2. Create a Snowflake notebook using `CORTEX_SEARCH_TUTORIAL_DB` database,
`AI_OBSERVABILITY_SCHEMA`, and `CORTEX_SEARCH_TUTORIAL_WH` warehouse.
![image.png](attachment:image.png)

3. Add the following Trulens and Snowflake ML python packages to the snowflake notebook.

- `trulens-core`
- `trulens-feedback`
- `trulens-connectors-snowflake`
- `trulens-providers-cortex`
- `snowflake-ml-python`

![image-2.png](attachment:image-2.png)

**Step 2: Set up RAG application and add instrumentation for tracing**


Now that we've set up the components we need from Snowflake Cortex, we can build our RAG.
We'll do this by creating a custom python class with methods for retrieval generation and chaining.
We'll also add TruLens instrumentation with the `@instrument` decorator to each method in our app
we’d like to record.
The first thing we need to do is to set the database connection to Snowflake where we'll log the
traces and evaluation results from our application.
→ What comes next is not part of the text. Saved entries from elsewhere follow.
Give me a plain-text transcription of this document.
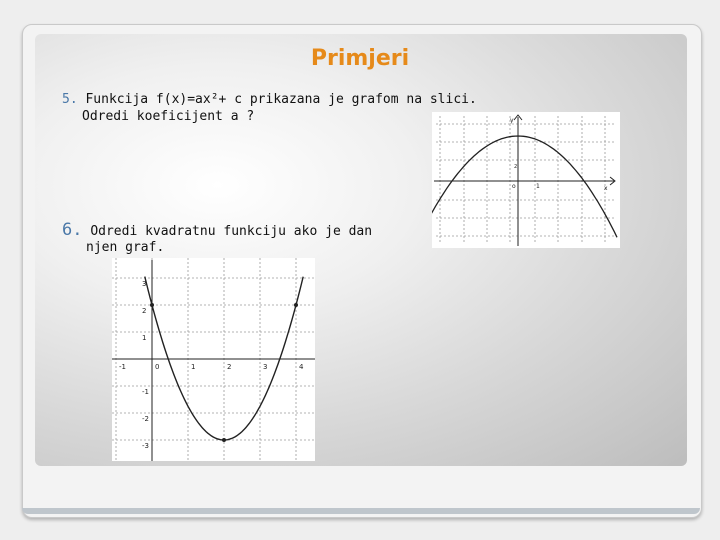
Primjeri
5. Funkcija f(x)=ax²+ c prikazana je grafom na slici.
Odredi koeficijent a ?	y
x
o	1
2
6. Odredi kvadratnu funkciju ako je dan
njen graf.
-1	0	1	2	3	4
3
2
1
-1
-2
-3
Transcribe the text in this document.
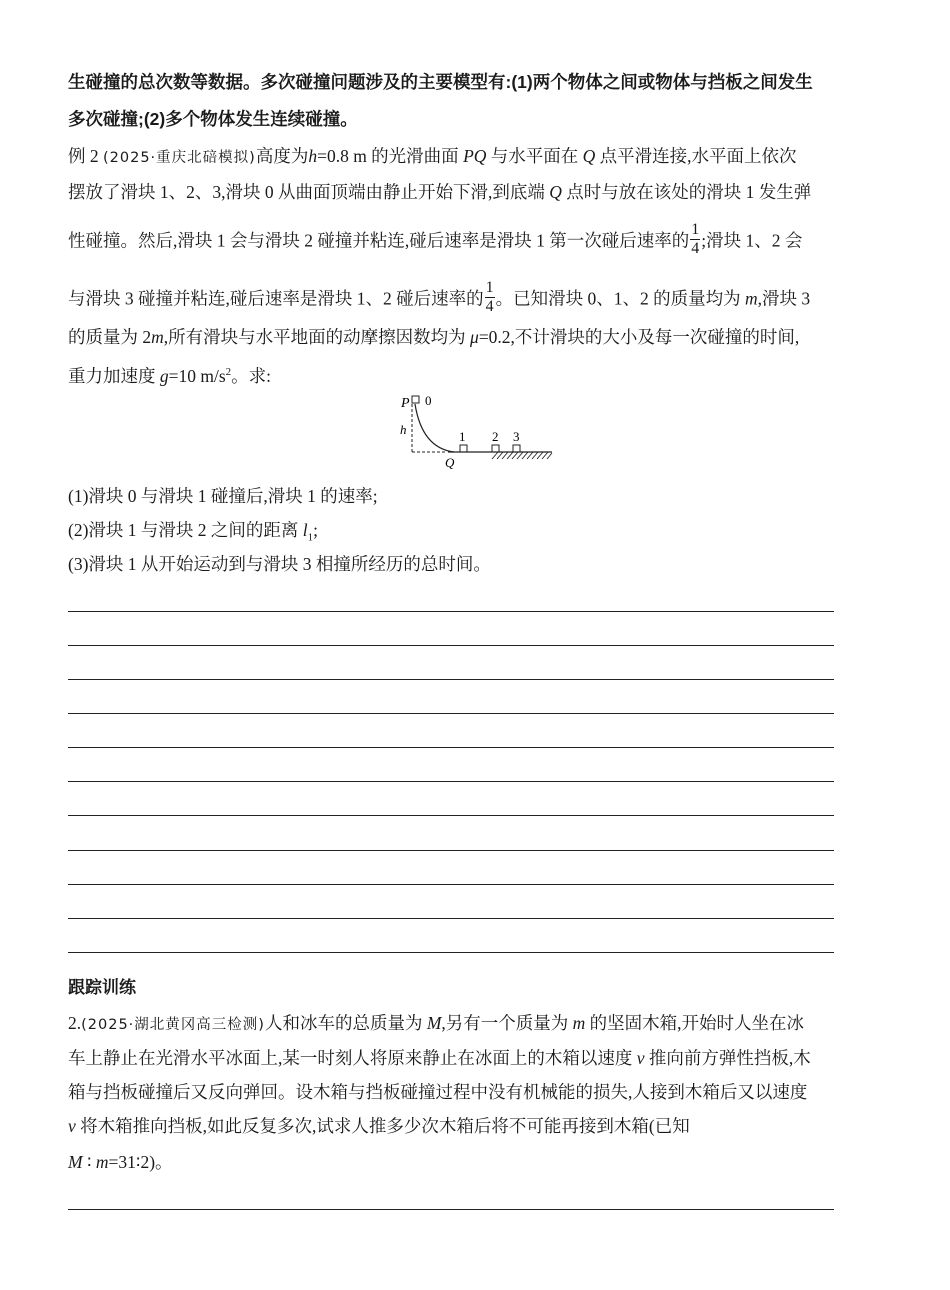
生碰撞的总次数等数据。多次碰撞问题涉及的主要模型有:(1)两个物体之间或物体与挡板之间发生
多次碰撞;(2)多个物体发生连续碰撞。
例 2 (2025·重庆北碚模拟)高度为h=0.8 m 的光滑曲面 PQ 与水平面在 Q 点平滑连接,水平面上依次
摆放了滑块 1、2、3,滑块 0 从曲面顶端由静止开始下滑,到底端 Q 点时与放在该处的滑块 1 发生弹
性碰撞。然后,滑块 1 会与滑块 2 碰撞并粘连,碰后速率是滑块 1 第一次碰后速率的 $\frac{1}{4}$ ;滑块 1、2 会
与滑块 3 碰撞并粘连,碰后速率是滑块 1、2 碰后速率的 $\frac{1}{4}$ 。已知滑块 0、1、2 的质量均为 m,滑块 3
的质量为 2m,所有滑块与水平地面的动摩擦因数均为 μ=0.2,不计滑块的大小及每一次碰撞的时间,
重力加速度 g=10 $m/s^2$。求:
P 0
h
Q
1 2 3
(1)滑块 0 与滑块 1 碰撞后,滑块 1 的速率;
(2)滑块 1 与滑块 2 之间的距离 $l_1$;
(3)滑块 1 从开始运动到与滑块 3 相撞所经历的总时间。
跟踪训练
2.(2025·湖北黄冈高三检测)人和冰车的总质量为 M,另有一个质量为 m 的坚固木箱,开始时人坐在冰
车上静止在光滑水平冰面上,某一时刻人将原来静止在冰面上的木箱以速度 v 推向前方弹性挡板,木
箱与挡板碰撞后又反向弹回。设木箱与挡板碰撞过程中没有机械能的损失,人接到木箱后又以速度
v 将木箱推向挡板,如此反复多次,试求人推多少次木箱后将不可能再接到木箱(已知
M ∶ m=31∶2)。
Since we’re already working in a Snowflake
notebook, we’ll do this by creating a connector for TruLens to Snowflake with the active Snowpark
Session.

### This example quickstart is assumed to be run within Snowflake notebook runtime

In [None]:
from snowflake.snowpark.context import get_active_session
from trulens.connectors.snowflake import SnowflakeConnector
from trulens.core import TruSession

# Get Snowflake session
snowpark_session = get_active_session()

# Create database connection
tru_snowflake_connector = SnowflakeConnector(snowpark_session=snowpark_session)
tru_session = TruSession(connector=tru_snowflake_connector)

In [None]:
from typing import List

from snowflake.core import Root
from snowflake.cortex import Complete
from snowflake.snowpark.context import get_active_session
from trulens.apps.custom import instrument


# Create RAG application with Cortex Search and Cortex Complete function
class RAG:
    def __init__(self, database, schema, search_service, limit_to_retrieve):
        self.database = database
        self.schema = schema
        self.search_service = search_service
        self.limit_to_retrieve = limit_to_retrieve
        self.session = get_active_session()
        self.session.use_schema(schema)
        svc_search_col = self.session.sql(
            f"DESC CORTEX SEARCH SERVICE {search_service};"
        ).collect()[0]["search_column"]
        service_metadata = {
            "name": search_service,
            "search_column": svc_search_col,
        }
        self.service_metadata = service_metadata

    @instrument
    def retrieve(self, query: str) -> List[str]:
        cortex_search_service = (
            Root(self.session)
            .databases[self.database]
            .schemas[self.schema]
            .cortex_search_services[self.search_service]
        )
        context_documents = cortex_search_service.search(
            query,
            columns=[self.service_metadata["search_column"]],
            limit=self.limit_to_retrieve,
        )
        return context_documents.results

    @instrument
    def generate_completion(self, query: str, context_documents: list) -> str:
        """
        Generate answer from context.
        """
        prompt = f"""
        You are an expert assistant extracting information from context
    provided.
        Answer the question based on the context. Be concise and do not
    hallucinate.
        If you don ́t have the information just say so.
        Context: {context_documents}
        Question:
        {query}
    Answer: """
        return Complete("mistral-large2", prompt)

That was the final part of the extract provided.